Bij uitspraak van 24 maart 2006, verzonden op dezelfde dag, heeft de rechtbank Amsterdam (hierna: de rechtbank) het daartegen ingestelde beroep ongegrond verklaard. Deze uitspraak is aangehecht.
Tegen deze uitspraak hebben appellanten bij brief, bij de Raad van State ingekomen op 2 mei 2006, hoger beroep ingesteld. De gronden zijn aangevuld bij brief van 30 mei 2006. Laatstgenoemde brief is aangehecht.
Bij brief van 4 juli 2006 heeft het dagelijks bestuur van antwoord gediend.
De Afdeling heeft de zaak ter zitting behandeld op 24 augustus 2006, waar [een van de appellanten] in persoon, bijgestaan door mr. J.C.J. Smallenbroek, advocaat te Leiderdorp, en het dagelijks bestuur, vertegenwoordigd door mr. N. Smit, ambtenaar in dienst van de gemeente Amsterdam, zijn verschenen.
2.1. Bij besluit van 23 juli 2003 heeft het dagelijks bestuur de op 2 mei 2000 verleende subsidies-ineens voor het treffen van voorzieningen aan woningen aan de Rhijnvis Feithstraat 17, 19, 29, 31 en 37 ingetrokken, omdat voor deze panden een splitsingsvergunning is aangevraagd, hetgeen in strijd is met de aan de subsidie verbonden verplichting zoals neergelegd in artikel 3.12 van de Subsidieverordening Stadsvernieuwing Oud-West 1996 (hierna: de Subsidieverordening).
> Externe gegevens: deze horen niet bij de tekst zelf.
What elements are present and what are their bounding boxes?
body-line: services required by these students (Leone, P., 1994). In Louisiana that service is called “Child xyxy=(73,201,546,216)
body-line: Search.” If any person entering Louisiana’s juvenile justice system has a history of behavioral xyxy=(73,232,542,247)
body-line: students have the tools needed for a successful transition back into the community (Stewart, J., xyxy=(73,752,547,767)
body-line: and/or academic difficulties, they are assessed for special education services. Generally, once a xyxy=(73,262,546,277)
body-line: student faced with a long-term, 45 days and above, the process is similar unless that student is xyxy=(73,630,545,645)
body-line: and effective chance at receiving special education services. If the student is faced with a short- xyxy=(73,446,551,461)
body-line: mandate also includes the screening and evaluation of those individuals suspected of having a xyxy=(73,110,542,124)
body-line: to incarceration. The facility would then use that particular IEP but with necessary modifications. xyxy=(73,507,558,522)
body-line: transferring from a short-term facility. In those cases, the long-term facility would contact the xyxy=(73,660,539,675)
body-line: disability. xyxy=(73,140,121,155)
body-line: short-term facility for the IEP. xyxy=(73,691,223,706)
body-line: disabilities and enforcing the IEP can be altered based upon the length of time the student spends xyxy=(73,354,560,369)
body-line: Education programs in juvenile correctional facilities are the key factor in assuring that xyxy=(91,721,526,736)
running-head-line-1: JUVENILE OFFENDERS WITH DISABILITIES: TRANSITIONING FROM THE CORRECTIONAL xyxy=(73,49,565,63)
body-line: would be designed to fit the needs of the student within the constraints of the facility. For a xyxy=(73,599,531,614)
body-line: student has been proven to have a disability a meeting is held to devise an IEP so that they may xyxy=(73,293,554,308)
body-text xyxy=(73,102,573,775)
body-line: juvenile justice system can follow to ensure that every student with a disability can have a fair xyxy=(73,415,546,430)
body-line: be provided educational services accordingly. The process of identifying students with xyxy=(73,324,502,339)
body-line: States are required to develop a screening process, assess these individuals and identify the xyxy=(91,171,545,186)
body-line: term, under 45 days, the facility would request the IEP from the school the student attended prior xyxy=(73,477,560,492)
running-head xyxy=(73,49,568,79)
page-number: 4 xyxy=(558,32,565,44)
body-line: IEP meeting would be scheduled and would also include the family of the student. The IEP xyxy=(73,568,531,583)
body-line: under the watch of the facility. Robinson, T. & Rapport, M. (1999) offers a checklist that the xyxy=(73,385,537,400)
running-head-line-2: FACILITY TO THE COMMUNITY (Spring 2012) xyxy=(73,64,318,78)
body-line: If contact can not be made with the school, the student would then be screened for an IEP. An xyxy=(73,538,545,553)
2.2. Ingevolge artikel 4:48, eerste lid, aanhef en onder b, van de Algemene wet bestuursrecht, kan het bestuursorgaan, zolang de subsidie niet is vastgesteld, de subsidieverlening intrekken of ten nadele van de subsidie-ontvanger wijzigen indien de subsidie-ontvanger niet heeft voldaan aan de aan de subsidie verbonden verplichtingen.
Ingevolge artikel 3.12, aanhef en onder c, van de Subsidieverordening, voor zover hier van belang, wordt de bijdrage toegekend onder de voorwaarde dat de eigenaar, of een rechtsopvolger, na het treffen van de voorzieningen gedurende, in geval van een subsidie-ineens, vier jaar geen splitsingsvergunning aanvraagt, of indien reeds een splitsingsvergunning is verleend, niet tot splitsing overgaat van het gebouw in appartementsrechten.
2.3. Appellanten betogen in hoofdzaak dat de rechtbank heeft miskend dat het dagelijks bestuur, gebruik makend van zijn discretionaire bevoegdheid, had moeten beslissen de verleende subsidies niet in te trekken, vanwege de bijzondere omstandigheid dat zij een convenant met het stadsdeel Oud-West hebben gesloten over de splitsing en dat de beleidsinzichten met betrekking tot splitsing zijn gewijzigd na de totstandkoming van de subsidieverordeningen.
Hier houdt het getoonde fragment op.